We then turn to the course that we propose to take. As must be apparent, we have no option other than to remit this case to the Tribunal to consider this further issue, raised by Section 82(5). If it now be possible to reconstitute the same Tribunal, that is what we would urge for the purposes of disposing finally of Mrs Salisbury application.
We would add that the quicker this is done, the better.
We are asked to make two further decisions in this matter. First, Mr Giffen invites us to review our initial decision namely to remit this matter to the Industrial Tribunal, hopefully, the same Industrial Tribunal, for that Tribunal to resolve the unresolved issue of unreasonableness. As to that submission, we have carefully considered it, but having regard to the state of the evidence that was before the Industrial Tribunal, and having further regard to our genuine doubts as to how far this issue ever really was considered at the Tribunal below, we are totally satisfied that we are not in a position to deal with the matter ourselves. We do have evidence, but is that all the evidence that properly relates to the issue in question? It is essentially an issue which should have been addressed by the Tribunal, the Tribunal will be in a better position to deal with it, it is obviously the appropriate body to concern itself with this outstanding matter.

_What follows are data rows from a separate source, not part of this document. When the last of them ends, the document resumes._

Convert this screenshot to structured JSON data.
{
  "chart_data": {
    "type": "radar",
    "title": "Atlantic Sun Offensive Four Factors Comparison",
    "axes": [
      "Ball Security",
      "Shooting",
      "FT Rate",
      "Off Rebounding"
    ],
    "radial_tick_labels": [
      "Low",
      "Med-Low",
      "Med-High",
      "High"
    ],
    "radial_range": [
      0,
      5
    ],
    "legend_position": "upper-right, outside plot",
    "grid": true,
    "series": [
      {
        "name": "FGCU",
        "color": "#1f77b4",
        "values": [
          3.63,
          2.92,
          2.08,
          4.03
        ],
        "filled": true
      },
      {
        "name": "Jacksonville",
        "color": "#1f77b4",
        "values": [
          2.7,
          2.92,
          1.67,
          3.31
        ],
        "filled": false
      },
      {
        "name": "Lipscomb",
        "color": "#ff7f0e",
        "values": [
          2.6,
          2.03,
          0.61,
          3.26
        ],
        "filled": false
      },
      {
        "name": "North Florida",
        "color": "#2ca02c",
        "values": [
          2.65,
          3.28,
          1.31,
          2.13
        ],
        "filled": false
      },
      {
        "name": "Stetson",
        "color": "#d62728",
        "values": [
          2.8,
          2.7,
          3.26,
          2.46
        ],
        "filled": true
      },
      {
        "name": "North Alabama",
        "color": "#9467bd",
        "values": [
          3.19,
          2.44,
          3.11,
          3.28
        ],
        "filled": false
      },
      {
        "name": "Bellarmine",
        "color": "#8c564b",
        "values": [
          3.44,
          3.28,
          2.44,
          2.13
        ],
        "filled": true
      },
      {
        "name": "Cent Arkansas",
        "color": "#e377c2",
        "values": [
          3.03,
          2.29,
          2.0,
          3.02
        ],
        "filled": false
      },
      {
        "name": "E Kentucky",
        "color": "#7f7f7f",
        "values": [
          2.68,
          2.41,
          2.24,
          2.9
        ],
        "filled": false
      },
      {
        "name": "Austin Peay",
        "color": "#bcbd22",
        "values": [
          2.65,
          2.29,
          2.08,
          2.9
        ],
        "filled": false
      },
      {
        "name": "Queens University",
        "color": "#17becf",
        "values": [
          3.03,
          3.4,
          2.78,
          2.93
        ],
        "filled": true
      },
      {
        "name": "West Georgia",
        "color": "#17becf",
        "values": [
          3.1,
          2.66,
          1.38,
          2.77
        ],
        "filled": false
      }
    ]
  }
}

In so finding, we are totally sympathetic to both parties over the delay in this matter, but we do not think we are in a position to exercise our judgment to resolve the matter on the material that is before us.
Turning then, to the further application made by Mr Giffen for costs, it is the unanimous view of this Tribunal that under no circumstances could these proceedings be described unnecessary and improper or vexatious and thus it is we can immediately reject his application for costs made under Rule 34 of the Employment Appeal Tribunal Rules 1993.